Post-quake moves hurting kids

SETTLING DOWN: Adrienne Hiscoke, 26, hopes that she won’t have to shift her 6-year-old son again after he’s attended five different schools while the family relocated due to work.
SETTLING DOWN: Adrienne Hiscoke, 26, hopes that she won’t have to shift her 6-year-old son again after he’s attended five different schools while the family relocated due to work.

Christchurch children are becoming "moving targets" between schools as post-quake issues force families to regularly move house.

Schools are experiencing massive roll changes each year as families living in damaged rentals go in search of homes across the other side of town.

Experts warn that too much transience for children can put their learning back about three months with each move to a new school.

Linwood Avenue School had 180 pupils on its roll of 300 come and go last year.

Principal Gerard Direen is concerned about disruption to children's learning as families struggle with housing issues and rising rent, particularly in the city's east.

"They're going all over the show, and coming from all over the show, both within Christchurch and leaving. There's a level of change that goes on that isn't OK."

Schools and teachers had to think "on your toes" to assess the needs of children who were "moving targets" between schools.

Since the quakes, the school had about a 50 per cent turnover within its roll. It was "definitely a risk" for the children's learning.

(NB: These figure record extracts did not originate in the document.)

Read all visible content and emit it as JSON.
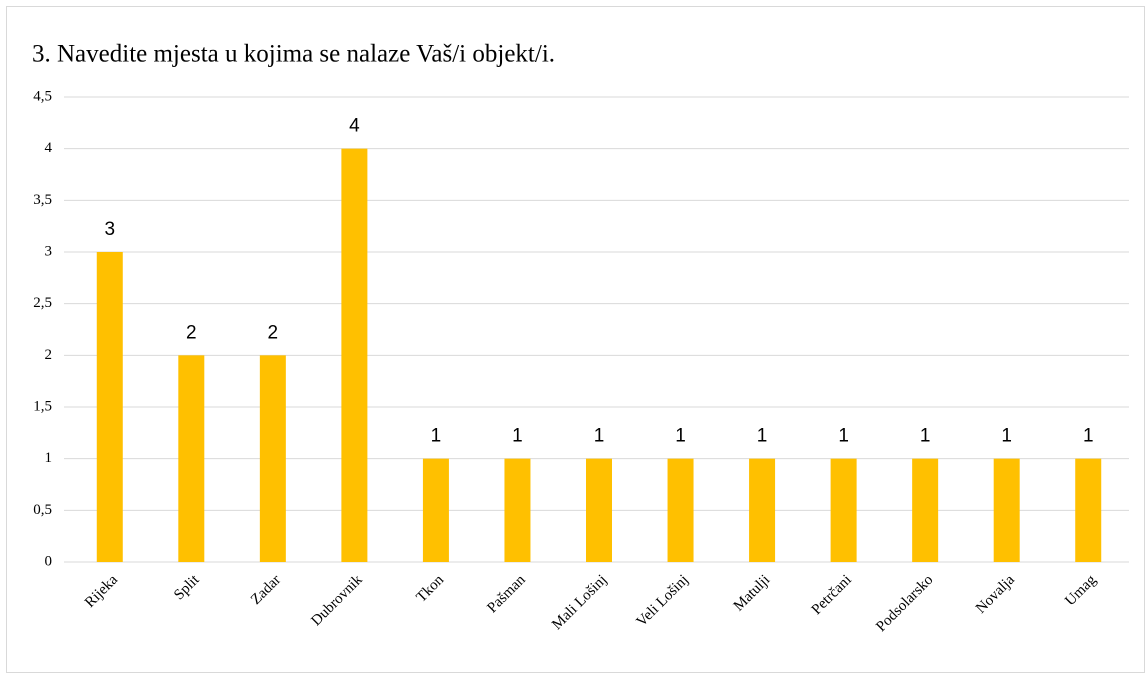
{
  "chart_data": {
    "type": "bar",
    "title": "3. Navedite mjesta u kojima se nalaze Vaš/i objekt/i.",
    "categories": [
      "Rijeka",
      "Split",
      "Zadar",
      "Dubrovnik",
      "Tkon",
      "Pašman",
      "Mali Lošinj",
      "Veli Lošinj",
      "Matulji",
      "Petrčani",
      "Podsolarsko",
      "Novalja",
      "Umag"
    ],
    "values": [
      3,
      2,
      2,
      4,
      1,
      1,
      1,
      1,
      1,
      1,
      1,
      1,
      1
    ],
    "color": "#ffc000",
    "ylim": [
      0,
      4.5
    ],
    "yticks": [
      0,
      {
        "value": 0.5,
        "label": "0,5"
      },
      1,
      {
        "value": 1.5,
        "label": "1,5"
      },
      2,
      {
        "value": 2.5,
        "label": "2,5"
      },
      3,
      {
        "value": 3.5,
        "label": "3,5"
      },
      4,
      {
        "value": 4.5,
        "label": "4,5"
      }
    ],
    "grid": true
  }
}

Parent Adrienne Hiscoke said her family were being monitored by authorities because of "transience concerns".

She, her partner and five children had moved all over the South Island hunting for work. Her oldest son, 6, had separation anxiety and anger problems after moving between five different schools.

"When you take him to school he cries and tries to run after us, and when he was last at school he ran away."

It made her "feel real bad", and she hoped to find a permanent rental property in the area so he would not have to move schools again.

Avondale School principal Mark Scown said transience in lower-decile schools was always of concern, but colleagues were now reporting a "significant amount".

Transience in his school was "certainly noticeable", and children were more dysfunctional than before, he said.

"If you've got children who, by the time they're 9 or 10 have been in five, six or seven schools, it can only negatively affect their learning."

Banks Avenue School principal Murray Edlin said some families even had to move outside the city during repairs.

"It certainly is a disruption for the kiddies when their lives are pretty disrupted anyway."

Canterbury Primary Principals' Association president Rob Callaghan said transience was the "nature of Christchurch at the moment".

Pupils with a long list of schools behind them often had "tell-tale" signs of lack of achievement and trouble socialising, and some research said a child could lose about three months of learning with each change of school, he said.

"The impact of a child regularly shifting from one school to another will be detrimental to their learning and their social well-being as well."

American Psychological Association research found frequent relocations in childhood related to poorer wellbeing in adulthood, especially for more introverted or neurotic types.

Registered psychologist Jane Millichamp said, despite it being hard to study, experts could glean that upheaval and inconsistency in children's living arrangements was disruptive and could do harm, even with strong family support. School support gave stability and resilience.

In Christchurch, the post-traumatic stress from the earthquakes, and the moving that occurred afterwards, was a "double whammy".

"For children, having much less control over their livelihood and where they live has got to be a factor for them in terms of risk."